Emma postanowiła zapomnieć o panu Eltonie, toteż była dość nierada przekonawszy się, gdy zajęli miejsca, że pastor siedzi tuż przy niej. Trudno było bowiem puścić w niepamięć jego dziwną obojętność względem Harriet wówczas, gdy nie tylko zasiadł przy jej boku, lecz nieustannie starał się narzucić jej swój radosny nastrój; nie omieszkał ani razu zwrócić się do niej, gdy tylko nadarzyła się po temu sposobność. Zamiast więc o nim zapomnieć, nie mogła uniknąć – zmuszał ją bowiem do tego swoim zachowaniem – zapytywania siebie w duchu: „Czy to możliwe, aby było tak, jak przypuszcza mój szwagier?

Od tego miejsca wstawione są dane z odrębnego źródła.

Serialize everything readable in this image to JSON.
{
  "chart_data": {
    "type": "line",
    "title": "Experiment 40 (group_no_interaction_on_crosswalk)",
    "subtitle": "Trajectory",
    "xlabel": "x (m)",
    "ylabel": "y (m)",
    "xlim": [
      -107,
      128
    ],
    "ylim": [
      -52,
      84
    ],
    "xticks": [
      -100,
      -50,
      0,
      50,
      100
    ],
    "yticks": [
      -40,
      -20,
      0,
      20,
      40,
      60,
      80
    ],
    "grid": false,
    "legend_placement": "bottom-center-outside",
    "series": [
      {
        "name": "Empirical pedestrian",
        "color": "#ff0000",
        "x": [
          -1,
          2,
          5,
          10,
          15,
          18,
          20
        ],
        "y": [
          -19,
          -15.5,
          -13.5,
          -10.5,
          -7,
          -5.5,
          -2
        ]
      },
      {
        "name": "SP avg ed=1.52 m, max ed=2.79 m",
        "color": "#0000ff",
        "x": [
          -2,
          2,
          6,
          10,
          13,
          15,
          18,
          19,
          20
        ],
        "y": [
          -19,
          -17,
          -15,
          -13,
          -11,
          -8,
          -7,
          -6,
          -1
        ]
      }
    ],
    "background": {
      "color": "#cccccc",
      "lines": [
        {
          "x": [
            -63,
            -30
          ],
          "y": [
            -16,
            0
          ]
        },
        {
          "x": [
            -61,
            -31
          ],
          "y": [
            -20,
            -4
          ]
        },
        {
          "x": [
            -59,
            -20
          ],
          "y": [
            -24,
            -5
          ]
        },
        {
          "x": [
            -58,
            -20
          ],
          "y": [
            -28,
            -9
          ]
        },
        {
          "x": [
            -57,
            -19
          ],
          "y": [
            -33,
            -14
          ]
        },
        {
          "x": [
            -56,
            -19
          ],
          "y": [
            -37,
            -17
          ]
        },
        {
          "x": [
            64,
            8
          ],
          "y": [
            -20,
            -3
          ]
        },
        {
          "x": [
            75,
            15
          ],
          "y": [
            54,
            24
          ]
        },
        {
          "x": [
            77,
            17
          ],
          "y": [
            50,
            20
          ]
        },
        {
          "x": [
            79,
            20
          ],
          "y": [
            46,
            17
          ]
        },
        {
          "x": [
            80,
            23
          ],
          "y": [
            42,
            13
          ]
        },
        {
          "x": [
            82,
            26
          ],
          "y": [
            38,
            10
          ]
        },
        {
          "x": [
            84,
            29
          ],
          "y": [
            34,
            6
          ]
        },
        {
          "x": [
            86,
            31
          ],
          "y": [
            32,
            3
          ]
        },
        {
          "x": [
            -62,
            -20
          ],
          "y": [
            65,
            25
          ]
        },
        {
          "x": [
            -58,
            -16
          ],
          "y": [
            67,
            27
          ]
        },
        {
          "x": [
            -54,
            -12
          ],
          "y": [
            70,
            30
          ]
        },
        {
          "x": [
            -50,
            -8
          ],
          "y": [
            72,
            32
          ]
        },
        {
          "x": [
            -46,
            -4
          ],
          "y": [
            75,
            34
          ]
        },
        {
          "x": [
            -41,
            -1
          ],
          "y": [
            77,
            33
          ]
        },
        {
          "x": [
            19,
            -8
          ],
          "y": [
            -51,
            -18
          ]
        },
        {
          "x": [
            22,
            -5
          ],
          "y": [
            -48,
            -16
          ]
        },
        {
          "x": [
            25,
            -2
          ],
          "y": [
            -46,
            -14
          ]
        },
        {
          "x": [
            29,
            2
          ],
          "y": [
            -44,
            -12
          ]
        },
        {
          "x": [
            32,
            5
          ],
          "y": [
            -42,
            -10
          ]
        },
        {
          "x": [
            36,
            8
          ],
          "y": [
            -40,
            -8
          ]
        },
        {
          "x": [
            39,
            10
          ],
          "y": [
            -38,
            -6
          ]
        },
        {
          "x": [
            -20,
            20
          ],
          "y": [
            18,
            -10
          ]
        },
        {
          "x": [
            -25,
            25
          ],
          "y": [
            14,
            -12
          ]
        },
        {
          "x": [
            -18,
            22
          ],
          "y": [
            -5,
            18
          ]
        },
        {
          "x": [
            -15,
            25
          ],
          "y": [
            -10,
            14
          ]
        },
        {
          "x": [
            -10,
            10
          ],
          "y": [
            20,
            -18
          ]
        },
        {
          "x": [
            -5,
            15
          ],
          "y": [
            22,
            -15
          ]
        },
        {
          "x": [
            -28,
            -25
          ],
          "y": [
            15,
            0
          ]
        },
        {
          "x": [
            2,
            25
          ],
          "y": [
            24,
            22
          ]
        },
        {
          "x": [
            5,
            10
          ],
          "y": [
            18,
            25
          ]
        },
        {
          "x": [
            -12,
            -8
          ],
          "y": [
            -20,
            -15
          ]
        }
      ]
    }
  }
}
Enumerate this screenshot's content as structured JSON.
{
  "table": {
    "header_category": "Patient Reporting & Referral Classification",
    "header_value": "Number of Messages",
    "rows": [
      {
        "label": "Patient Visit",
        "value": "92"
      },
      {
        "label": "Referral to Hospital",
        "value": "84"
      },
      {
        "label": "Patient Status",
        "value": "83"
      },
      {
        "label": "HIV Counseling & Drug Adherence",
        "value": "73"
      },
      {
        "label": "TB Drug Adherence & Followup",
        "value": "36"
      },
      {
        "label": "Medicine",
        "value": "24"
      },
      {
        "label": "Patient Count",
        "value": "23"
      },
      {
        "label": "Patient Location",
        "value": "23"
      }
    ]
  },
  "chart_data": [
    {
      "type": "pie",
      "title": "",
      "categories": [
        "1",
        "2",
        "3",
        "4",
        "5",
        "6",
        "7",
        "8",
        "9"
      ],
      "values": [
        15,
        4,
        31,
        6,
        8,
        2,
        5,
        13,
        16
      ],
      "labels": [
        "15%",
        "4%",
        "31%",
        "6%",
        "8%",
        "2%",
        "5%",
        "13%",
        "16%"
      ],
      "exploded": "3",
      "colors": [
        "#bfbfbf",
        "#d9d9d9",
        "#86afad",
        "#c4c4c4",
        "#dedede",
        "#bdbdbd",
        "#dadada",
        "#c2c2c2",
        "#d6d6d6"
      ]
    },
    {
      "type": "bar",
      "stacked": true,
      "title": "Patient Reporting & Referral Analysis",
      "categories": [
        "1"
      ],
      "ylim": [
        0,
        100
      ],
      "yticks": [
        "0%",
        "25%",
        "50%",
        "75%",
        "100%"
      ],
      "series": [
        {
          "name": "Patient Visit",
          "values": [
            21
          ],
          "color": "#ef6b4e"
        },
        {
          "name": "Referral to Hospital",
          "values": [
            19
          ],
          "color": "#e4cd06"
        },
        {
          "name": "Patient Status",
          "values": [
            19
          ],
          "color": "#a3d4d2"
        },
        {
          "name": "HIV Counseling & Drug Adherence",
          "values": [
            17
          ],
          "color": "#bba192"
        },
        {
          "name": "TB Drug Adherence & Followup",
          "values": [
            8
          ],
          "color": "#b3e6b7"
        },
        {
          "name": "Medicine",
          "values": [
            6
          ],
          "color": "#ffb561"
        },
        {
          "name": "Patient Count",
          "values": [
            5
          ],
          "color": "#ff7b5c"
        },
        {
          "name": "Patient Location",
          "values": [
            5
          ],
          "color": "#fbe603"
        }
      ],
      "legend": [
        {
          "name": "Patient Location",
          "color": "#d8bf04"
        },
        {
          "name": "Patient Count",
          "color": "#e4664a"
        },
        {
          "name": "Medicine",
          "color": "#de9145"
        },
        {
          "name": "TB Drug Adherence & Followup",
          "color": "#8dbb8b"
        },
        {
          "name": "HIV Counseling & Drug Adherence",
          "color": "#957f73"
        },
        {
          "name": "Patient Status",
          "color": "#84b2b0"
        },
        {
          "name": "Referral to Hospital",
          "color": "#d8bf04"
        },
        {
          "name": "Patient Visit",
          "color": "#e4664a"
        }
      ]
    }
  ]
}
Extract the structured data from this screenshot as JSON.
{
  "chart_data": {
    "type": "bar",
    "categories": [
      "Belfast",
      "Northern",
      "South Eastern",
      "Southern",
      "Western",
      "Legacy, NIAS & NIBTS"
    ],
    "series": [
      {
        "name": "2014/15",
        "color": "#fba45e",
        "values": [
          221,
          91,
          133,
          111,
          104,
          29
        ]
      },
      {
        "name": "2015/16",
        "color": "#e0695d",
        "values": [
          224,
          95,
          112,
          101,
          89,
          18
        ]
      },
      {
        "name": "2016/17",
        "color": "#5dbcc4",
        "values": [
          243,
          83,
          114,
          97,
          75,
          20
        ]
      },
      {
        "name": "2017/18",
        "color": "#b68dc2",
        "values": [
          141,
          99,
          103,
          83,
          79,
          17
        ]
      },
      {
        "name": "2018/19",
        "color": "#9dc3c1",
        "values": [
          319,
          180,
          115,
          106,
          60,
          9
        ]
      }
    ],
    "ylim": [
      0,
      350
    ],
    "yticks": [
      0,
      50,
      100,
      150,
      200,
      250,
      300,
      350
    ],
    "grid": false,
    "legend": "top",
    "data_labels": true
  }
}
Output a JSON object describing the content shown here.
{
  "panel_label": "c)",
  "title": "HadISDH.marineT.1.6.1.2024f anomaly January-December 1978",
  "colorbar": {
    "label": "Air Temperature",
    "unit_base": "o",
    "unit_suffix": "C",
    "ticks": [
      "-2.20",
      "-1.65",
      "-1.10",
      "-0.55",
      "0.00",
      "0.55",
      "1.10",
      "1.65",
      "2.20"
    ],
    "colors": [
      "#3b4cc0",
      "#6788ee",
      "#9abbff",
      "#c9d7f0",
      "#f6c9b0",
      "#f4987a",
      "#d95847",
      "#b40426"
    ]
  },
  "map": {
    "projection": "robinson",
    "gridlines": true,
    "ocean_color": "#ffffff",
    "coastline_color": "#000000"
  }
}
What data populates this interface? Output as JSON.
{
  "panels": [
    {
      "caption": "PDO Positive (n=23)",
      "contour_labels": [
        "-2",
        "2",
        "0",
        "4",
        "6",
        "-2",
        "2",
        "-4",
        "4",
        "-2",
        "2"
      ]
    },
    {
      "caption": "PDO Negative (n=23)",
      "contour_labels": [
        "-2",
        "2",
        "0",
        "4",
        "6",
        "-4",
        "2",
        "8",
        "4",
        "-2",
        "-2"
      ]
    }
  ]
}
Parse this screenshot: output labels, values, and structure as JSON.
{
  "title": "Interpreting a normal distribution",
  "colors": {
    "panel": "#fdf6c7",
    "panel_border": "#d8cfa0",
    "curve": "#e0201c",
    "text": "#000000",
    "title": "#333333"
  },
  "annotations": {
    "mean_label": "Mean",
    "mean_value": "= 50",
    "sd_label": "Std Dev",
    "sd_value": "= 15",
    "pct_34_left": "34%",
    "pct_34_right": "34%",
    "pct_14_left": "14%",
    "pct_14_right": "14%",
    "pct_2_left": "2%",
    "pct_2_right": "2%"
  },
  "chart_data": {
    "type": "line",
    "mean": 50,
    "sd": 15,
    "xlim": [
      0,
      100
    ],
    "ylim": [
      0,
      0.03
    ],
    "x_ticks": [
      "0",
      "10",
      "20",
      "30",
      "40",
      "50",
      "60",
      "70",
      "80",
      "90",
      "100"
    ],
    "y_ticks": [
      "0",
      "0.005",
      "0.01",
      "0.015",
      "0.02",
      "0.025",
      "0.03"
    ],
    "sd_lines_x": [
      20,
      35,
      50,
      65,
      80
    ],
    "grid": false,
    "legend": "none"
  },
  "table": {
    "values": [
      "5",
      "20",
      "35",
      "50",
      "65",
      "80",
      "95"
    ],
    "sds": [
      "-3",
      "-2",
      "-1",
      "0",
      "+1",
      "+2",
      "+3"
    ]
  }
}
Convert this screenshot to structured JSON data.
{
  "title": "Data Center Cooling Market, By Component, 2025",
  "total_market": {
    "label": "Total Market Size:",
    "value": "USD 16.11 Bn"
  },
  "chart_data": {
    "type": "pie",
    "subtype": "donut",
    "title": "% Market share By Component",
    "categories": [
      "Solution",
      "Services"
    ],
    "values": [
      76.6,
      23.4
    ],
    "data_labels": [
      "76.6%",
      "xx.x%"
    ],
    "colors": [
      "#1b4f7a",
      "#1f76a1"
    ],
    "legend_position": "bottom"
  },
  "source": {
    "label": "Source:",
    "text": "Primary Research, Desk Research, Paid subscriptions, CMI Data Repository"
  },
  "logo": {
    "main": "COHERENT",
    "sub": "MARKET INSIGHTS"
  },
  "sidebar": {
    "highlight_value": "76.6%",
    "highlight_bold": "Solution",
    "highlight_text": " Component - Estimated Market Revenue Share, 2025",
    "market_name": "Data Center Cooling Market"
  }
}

Czy to możliwe, aby ten człowiek przenosił swoje uczucia z Harriet na moją osobę? To idiotyczne, to nie do zniesienia!”. Jednakże pan Elton tak troszczył się, czy jest jej aby dość ciepło, tyle okazywał zainteresowania jej ojcem, tak się zachwycał panią Weston, w końcu zaś zaczął podziwiać jej rysunki, zdradzając taki zapał i tak zupełną nieznajomość rzeczy, że trudno było nie przyznać, iż wygląda to zgoła na zaloty zakochanego, a jeszcze trudniej nie uchybić wobec niego zasadom dobrego wychowania. Nie chciała być niegrzeczna, zarówno ze względu na samą siebie jak i przede wszystkim ze względu na Harriet, w nadziei, iż pastor skieruje znowu swe afekty we właściwym kierunku, była nawet bardzo uprzejma: kosztowało ją to wprawdzie niemało wysiłku, zwłaszcza w chwili, gdy gadanina pastora zagłuszała rozmowę reszty towarzystwa o czymś, czego Emma chętnie by posłuchała. Uchwyciła jednak dosyć, by się zorientować, że pan Weston mówi o swoim synu, dolatywały ją poszczególne słowa: „mój syn”, „Frank” i znów „mój syn”, powtarzane po kilka razy, zaś z innych jeszcze półsłówek mogła się domyślić, że zapowiada rychłą wizytę młodzieńca; zanim jednak zdołała pohamować elokwencję pana Eltona, temat został całkowicie wyczerpany, że byłoby niezręcznie do niego powracać.
Tak się złożyło tymczasem, że choć Emma postanowiła nigdy nie wyjść za mąż, było coś w nazwisku, w samej osobie Franka Churchilla, co ją zawsze interesowało. Myślała często, zwłaszcza odkąd ojciec jego ożenił się z panną Taylor, że gdyby mimo wszystko miała wyjść za mąż, on jeden by jej odpowiadał pod względem wieku, charakteru i pozycji. Od czasu tamtego związku wydawał się jakby dla niej przeznaczony. Przypuszczała, że każdy, ktokolwiek zna ich oboje, musi sądzić, że tworzą wymarzoną parę. Była głęboko przekonana, że w każdym razie oboje państwo Weston o tym myślą, a choć nie wierzyła, aby zarówno ów młodzieniec, jak i ktokolwiek inny mógł ją nakłonić do wyrzeczenia się obecnej sytuacji, tak wyjątkowo uprzywilejowanej pod każdym względem, to jednak była bardzo ciekawa go poznać, z góry postanawiając sobie, że wyda jej się sympatyczny, że postara się, by i on ją polubił; sprawiało jej przyjemność przekonanie, że przyjaciele łączą w myśli ich nazwiska.